Now, Fletcher has a chapter on writing small, but I admitted to the students that I have a small brain and live forever as a 15-year old kid longing for childhood. I shared my obsession of putting quarters in vending machines every time I can and the joy I have when I find toys on my daily hikes. I found an astronaut lego lady last week, who I thought would be a great pairing with spider man to entertain mermaids in a gathering to fight of 2024 election blues.
Of course, I started making up the story and students were engaged and I was thinking, "Wait. Don't believe me. I'm making this story up." This didn't really happen, it's just what I'm narrating because I put a little thing next to a small thing, and then I started asking, "What if?'
The Peter Parker paper doll (and Spidey) I got from a box of Cheerios a few years back. That version of Peter sort of looks like a younger Crandall. The mer-men belong to Pam and I've been building the story in her bathroom - not my own. She just noticed the figures this week and asked me, "Are there your dolls?"

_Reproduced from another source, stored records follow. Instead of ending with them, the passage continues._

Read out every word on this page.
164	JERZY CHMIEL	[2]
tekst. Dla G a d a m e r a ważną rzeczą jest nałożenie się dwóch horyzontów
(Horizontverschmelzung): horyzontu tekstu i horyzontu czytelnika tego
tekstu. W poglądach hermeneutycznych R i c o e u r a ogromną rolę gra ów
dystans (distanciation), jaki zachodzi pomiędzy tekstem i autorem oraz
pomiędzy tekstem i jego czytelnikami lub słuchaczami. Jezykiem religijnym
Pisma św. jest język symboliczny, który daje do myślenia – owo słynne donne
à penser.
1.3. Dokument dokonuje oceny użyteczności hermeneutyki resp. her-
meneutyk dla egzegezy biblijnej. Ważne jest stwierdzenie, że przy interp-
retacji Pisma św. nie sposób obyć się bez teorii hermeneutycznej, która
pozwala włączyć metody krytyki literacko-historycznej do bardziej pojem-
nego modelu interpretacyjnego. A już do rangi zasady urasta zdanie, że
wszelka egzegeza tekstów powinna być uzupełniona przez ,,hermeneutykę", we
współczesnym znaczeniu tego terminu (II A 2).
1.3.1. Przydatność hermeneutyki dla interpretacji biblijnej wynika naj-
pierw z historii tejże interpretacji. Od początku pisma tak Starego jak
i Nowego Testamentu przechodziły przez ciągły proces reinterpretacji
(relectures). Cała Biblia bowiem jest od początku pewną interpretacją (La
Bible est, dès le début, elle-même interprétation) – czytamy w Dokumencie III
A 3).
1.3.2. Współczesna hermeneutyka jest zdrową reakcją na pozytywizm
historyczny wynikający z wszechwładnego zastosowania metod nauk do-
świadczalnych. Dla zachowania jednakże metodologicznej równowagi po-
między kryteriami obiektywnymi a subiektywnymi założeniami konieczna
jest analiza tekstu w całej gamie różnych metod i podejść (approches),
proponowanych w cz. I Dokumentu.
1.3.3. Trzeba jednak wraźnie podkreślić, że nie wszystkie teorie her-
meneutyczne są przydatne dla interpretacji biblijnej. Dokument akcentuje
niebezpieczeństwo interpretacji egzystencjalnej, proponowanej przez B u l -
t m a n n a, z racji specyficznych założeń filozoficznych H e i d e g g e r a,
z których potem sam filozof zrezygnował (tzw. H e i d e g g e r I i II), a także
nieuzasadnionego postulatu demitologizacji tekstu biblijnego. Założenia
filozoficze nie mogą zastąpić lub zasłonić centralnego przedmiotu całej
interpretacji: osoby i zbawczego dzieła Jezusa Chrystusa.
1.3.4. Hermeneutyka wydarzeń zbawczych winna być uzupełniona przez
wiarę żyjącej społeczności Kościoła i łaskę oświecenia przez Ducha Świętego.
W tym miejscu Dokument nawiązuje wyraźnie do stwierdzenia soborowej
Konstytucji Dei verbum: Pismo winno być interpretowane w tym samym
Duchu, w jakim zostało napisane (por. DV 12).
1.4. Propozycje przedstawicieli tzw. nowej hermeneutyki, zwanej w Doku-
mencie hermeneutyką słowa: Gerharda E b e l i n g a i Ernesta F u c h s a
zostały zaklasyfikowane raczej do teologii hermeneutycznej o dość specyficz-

I then told her a story about how the astronaut and Spiderman are convening with her mermaids because they'll need aquatic support during all the stupidity to come this election year.
Truth is...Fletcher also discusses the power of a photograph, and since I now use my years blogs as a writer's notebook, it is here that seeds are planted...this post from writing "small" and photographic triggers.
It's Wednesday, I have another graduate class to teach, and I need to thaw my morning bones with more coffee. Onward. I don't think an astronaut or Spiderman is what I want to be in the next year, and I hope to find another talisman soon to keep the mermaid story going.